Our findings confirm that the RDC diagnosis of agitated bipolar I depression has significant prognostic and therapeutic implications (although, of course, extrapolations from group data to individual cases should always be made cautiously). Our patients with that diagnosis, compared to those with nonagitated depression, had a significantly longer time to recovery from the index episode, were more likely to receive standard antipsychotic drugs during the index episode, and spent a significantly higher proportion of time in an affective episode during the observation period. Treatment guidelines and algorithms for bipolar disorder have almost completely ignored this reality up until now. On the basis of our data, should mood stabilizers that are currently preferred for use in dysphoric mania, in particular valproate, also be considered for use in agitated bipolar depression? What is the comparative efficacy of lamotrigine, currently regarded as the most effective mood stabilizer in the depressive phase of bipolar disorder, in agitated versus nonagitated bipolar depression? These are questions open to research.

TABLE 1
TABLE 2
TABLE 3

Received Jan. 7, 2003; revision received May 13, 2003; accepted May 15, 2003. From the Department of Psychiatry, University of Naples, Naples, Italy.
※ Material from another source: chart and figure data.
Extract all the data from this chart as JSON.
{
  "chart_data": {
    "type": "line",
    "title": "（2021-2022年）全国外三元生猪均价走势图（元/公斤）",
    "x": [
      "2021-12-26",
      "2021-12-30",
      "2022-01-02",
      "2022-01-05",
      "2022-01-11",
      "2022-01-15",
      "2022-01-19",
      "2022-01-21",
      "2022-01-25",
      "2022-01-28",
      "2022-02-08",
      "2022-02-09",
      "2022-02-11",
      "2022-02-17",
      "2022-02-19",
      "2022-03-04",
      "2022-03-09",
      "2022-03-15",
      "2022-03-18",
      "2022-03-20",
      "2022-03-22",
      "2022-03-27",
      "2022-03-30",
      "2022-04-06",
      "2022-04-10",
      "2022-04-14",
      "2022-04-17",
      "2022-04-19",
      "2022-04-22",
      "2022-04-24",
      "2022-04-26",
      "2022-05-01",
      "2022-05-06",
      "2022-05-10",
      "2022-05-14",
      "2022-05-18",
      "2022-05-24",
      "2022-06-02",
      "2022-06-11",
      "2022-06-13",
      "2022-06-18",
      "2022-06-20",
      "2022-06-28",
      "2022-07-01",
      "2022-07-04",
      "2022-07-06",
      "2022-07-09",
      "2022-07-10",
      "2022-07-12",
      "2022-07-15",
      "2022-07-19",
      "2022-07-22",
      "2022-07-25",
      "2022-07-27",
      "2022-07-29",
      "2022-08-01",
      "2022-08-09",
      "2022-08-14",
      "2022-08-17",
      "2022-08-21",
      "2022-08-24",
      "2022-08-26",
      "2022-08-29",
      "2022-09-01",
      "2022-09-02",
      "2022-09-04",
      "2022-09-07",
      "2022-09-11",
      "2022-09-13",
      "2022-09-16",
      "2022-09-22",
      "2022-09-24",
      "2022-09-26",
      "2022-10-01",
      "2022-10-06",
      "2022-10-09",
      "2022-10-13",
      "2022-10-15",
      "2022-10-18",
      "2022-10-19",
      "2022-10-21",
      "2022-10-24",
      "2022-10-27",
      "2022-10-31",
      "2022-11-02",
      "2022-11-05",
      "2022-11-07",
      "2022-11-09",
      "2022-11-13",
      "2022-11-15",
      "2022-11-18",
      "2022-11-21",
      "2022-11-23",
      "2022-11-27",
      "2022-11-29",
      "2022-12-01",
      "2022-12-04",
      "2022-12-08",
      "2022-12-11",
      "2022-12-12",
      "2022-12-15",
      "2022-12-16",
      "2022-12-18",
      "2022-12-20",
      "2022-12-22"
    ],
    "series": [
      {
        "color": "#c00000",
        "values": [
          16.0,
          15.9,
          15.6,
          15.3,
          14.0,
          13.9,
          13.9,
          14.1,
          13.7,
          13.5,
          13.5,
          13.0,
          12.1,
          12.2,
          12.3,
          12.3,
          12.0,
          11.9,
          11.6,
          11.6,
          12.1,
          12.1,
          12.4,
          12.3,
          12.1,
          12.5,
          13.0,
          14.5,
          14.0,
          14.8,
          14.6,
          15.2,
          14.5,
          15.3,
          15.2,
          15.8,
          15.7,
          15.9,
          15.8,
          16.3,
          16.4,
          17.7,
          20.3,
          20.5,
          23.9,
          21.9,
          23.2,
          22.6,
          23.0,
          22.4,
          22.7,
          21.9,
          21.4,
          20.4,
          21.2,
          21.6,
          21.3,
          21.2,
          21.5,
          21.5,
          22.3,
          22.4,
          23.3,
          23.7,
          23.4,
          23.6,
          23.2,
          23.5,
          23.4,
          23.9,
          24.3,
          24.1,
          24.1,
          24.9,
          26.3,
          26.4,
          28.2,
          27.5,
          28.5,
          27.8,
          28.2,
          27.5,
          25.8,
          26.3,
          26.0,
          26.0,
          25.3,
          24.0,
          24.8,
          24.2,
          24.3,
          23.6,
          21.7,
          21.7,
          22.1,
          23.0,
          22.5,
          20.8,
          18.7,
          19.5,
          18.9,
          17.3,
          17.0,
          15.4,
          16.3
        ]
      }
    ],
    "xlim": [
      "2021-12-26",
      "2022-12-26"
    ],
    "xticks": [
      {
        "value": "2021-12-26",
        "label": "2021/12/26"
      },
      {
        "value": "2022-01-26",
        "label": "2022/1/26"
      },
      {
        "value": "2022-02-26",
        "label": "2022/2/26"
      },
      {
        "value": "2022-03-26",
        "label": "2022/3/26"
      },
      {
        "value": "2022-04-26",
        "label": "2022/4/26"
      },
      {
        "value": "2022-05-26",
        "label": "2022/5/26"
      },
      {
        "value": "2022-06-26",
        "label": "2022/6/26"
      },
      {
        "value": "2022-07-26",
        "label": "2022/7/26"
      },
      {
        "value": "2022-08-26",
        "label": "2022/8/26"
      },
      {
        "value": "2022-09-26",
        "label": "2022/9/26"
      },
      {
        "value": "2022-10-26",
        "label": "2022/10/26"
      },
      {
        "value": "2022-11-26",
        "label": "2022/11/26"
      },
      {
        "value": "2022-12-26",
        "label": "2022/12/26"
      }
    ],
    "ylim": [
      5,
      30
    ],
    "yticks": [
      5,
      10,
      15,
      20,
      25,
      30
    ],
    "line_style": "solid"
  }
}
Address reprint requests to Dr. Maj, Clinica Psichiatrica, Primo Policlinico Universitario, Largo Madonna delle Grazie, I-80138 Napoli, Italy; (e-mail).

Figure 1.

Figure 1. Cumulative Probability of Remaining in the Index Episode for Bipolar I Patients With Agitated (N=61) Versus Nonagitated (N=61) Depressiona

aThe time to 50% probability of recovery from the index episode was 12 weeks (95% CI=10.1–13.9) in patients with agitated depression and 9 weeks (95% CI=7.7–10.3) in those with nonagitated depression (log rank=8.6, df=1, p<0.003).